New study examines public health effects of 2014 Escambia County flood


  • September 19, 2016
  • /   Shannon Nickinson
  • /   early-learning

Record rainfall in 2014 compromised the road bed of Scenic Highway, resulting in two vehicles going over. Credit: Jim Edds.

University of West Florida researchers helped author a first-of-its-kind study that assessed the health effects of the devastating flood that struck the Pensacola area in April 2014.

 Dr. Jason Ortegren, associate professor in the UWF Department of Earth and Environmental Sciences, and UWF graduate students Rebecca Foglietti and Talia Smith co-authored the health impact assessment with the Florida Department of Health and the Florida Environmental Public Health Tracking program.

The assessment covered the historic flooding that took place in Escambia County from April 28 to May 3, 2014.

Escambia County's map showing damage from April's flooding.

Escambia County's map showing damage from April's flooding.

The Florida Department of Health in Tallahassee received funding from the U.S. Centers for Disease Control and Prevention to conduct the study.

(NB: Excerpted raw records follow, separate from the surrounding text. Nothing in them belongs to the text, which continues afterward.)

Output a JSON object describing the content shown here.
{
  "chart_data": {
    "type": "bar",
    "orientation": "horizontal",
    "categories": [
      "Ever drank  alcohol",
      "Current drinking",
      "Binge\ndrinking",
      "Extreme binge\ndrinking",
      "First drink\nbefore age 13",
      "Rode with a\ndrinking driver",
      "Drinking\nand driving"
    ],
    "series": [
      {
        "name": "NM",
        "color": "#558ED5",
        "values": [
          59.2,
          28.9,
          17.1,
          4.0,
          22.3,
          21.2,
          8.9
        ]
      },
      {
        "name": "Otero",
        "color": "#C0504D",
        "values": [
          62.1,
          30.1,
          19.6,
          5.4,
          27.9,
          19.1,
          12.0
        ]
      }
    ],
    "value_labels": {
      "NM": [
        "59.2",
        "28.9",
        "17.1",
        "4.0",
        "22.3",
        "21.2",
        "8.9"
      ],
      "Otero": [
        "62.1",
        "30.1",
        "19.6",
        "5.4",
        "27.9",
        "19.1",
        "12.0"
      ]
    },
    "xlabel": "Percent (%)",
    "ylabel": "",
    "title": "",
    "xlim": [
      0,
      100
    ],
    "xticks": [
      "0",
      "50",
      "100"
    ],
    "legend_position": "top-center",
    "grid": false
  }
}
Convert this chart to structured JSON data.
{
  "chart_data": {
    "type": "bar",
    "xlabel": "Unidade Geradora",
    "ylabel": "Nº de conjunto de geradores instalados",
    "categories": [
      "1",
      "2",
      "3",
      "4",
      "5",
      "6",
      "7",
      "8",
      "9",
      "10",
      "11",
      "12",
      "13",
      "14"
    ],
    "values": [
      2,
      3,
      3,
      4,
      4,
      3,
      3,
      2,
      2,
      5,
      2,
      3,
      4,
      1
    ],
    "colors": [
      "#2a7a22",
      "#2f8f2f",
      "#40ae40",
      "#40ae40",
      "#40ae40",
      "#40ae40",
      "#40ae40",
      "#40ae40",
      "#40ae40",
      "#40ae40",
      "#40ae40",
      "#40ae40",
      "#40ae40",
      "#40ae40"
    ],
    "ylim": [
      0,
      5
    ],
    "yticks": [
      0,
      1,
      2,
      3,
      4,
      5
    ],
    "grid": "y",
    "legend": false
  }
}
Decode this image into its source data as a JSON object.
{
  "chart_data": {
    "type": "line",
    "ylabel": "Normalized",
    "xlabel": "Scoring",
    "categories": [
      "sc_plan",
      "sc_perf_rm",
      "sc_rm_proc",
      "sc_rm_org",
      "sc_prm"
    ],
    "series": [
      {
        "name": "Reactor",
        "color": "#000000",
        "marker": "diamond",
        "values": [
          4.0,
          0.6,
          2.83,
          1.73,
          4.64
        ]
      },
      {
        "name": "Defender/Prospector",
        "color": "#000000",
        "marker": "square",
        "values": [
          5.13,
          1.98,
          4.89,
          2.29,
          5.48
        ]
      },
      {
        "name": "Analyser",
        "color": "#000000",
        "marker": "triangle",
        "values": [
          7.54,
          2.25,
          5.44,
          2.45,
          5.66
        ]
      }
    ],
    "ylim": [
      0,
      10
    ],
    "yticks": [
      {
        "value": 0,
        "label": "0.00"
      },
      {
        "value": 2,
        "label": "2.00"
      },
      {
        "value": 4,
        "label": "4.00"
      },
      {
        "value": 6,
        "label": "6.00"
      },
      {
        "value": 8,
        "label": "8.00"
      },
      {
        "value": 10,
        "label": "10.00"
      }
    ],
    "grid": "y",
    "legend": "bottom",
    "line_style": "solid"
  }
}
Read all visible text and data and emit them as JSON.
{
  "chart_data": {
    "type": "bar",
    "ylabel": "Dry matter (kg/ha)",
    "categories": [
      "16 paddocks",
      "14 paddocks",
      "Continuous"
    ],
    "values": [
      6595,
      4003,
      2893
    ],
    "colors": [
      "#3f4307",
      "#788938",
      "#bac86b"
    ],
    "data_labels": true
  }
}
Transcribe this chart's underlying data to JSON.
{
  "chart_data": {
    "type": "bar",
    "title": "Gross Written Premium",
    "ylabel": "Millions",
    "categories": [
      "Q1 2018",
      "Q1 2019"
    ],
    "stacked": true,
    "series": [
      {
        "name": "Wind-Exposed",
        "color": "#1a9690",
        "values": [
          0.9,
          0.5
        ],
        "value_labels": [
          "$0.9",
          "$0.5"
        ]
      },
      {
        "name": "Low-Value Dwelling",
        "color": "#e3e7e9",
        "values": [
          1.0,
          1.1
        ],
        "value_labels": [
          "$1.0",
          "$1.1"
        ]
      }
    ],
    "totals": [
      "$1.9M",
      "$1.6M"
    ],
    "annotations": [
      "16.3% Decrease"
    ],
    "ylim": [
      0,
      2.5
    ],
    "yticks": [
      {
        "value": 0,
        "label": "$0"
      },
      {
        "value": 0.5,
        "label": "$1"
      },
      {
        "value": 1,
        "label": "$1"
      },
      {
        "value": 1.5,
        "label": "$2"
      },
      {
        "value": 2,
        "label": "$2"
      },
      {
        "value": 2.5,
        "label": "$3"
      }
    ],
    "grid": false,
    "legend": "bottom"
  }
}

The health impact assessment is the first of its type done by the Florida Environmental Public Health Tracking, said Chris DuClos, the program’s manager.

 “We chose to collaborate with UWF because they provided local expertise in pulling and interpreting the precipitation data for Escambia County,” DuClos said.

Ortegren said the UWF team compiled much of the environmental data used in the assessment.

The study attempted to determine if there were increases in injury, illness and death as a result of the flooding, by comparing data on reportable diseases, hospitalizations, emergency department visits and deaths that occurred during the flooding event to a similar timeframe in 2008 where there was a normal amount of rainfall.

According to the report, the results of the comparison were “mixed, with some Escambia County ZIP codes showing increased hospitalizations and (emergency department) visits, and some ZIP codes showing a decrease.”

The report did show that, countywide, there were increases in the proportion of both “injury- and respiratory-related hospitalizations and (emergency department) visits” during the 2014 flooding period.

The health impact assessment includes several policy recommendations, including that electric panels on sewage lift stations be raised above the flood elevation in order to keep them operational during extreme rainfall events.

“The hopes are first, that some of the findings here actually help reduce health impacts if a similar event occurs in the future in Escambia County, or elsewhere,” Ortegren said. “Second, we hope that we have moved the (health impact assessment) experiment forward.”